In what is usually our final commercial aquaponics class, we are confronting the endgame – the act of killing for food and after it, the mental shift from sacrifice to celebration – the aching beauty of preparing carefully that which you have nurtured for the platter.

This time Fishmonger and Business owner Dan is taking us through a variety of techniques for filleting fish – whilst explaining what he needs from product, what his customers are looking for, and the crucial question of course of for how much? – All this so that our students can begin to think ‘beyond the farm’ as an essential part of commercial  aquaponics training.

Concurrent to this in Cardiff on October 13th Dr Anne Galloway (visiting from Victoria University, NZ) will be asking us the question “What is a Good Death?” and examines the practices of on farm killing and the people involved in providing ‘care’ at the end of the road.

Estimates are around 80 Billion individual fish kills annually from farmed fish – however no one really knows just how many fish are killed every year – nor what proportion of that goes to waste.

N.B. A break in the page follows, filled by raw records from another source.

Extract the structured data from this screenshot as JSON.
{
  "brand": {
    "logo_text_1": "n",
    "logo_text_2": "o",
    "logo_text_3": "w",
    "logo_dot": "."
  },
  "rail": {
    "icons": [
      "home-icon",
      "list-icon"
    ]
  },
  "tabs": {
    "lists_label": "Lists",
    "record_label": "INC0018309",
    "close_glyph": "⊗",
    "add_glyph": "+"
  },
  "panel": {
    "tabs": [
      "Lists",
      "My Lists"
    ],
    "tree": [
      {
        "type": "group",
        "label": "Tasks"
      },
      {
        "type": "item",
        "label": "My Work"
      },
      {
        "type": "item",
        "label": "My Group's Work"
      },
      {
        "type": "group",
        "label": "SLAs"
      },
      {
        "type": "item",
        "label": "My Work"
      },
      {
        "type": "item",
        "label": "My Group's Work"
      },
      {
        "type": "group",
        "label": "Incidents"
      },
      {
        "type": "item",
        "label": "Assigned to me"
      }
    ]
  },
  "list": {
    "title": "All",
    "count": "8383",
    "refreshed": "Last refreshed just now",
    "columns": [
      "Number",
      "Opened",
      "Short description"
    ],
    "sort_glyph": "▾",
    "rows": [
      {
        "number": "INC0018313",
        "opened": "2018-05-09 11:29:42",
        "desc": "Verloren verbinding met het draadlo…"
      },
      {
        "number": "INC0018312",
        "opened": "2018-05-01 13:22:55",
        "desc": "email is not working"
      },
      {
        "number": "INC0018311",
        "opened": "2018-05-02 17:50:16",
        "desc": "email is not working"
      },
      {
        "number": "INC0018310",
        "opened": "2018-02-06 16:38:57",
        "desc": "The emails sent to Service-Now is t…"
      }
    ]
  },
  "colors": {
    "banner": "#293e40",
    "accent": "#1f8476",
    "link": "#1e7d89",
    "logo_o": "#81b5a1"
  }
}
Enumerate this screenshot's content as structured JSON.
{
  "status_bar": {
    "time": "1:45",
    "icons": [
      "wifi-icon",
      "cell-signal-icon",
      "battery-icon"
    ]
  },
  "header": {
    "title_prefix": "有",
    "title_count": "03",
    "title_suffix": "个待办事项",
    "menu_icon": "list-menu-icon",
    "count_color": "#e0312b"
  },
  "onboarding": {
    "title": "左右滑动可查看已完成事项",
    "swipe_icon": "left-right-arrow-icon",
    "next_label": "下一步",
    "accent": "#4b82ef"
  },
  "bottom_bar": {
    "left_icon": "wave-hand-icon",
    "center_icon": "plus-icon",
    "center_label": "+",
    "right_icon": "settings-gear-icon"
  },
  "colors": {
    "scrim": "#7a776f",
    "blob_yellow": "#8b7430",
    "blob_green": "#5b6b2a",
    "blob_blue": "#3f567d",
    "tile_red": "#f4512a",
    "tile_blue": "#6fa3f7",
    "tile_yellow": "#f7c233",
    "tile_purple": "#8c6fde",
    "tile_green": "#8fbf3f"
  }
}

As Anne observes for livestock in general – The relative invisibility of farm animal death points to culture in conflict; Vialles (1994) has argued that consumers demand meat production “must be non-violent (ideally: painless); and it must be invisible (ideally: non-existent).”

As our first commercial tanks arrived on site last weekend, our art of nurturing begins to be defined. What was merely potential – and thus momentarily infinite, is suddenly bounded by our solid reality. Square tanks, shallow, 6 meters long, over a meter wide and 4 of them. What I can say is this – At Bristol Fish Project – like Anne’s research, we are in the midsts of the work of “staying with the trouble [of] living and dying together” (Haraway 2010).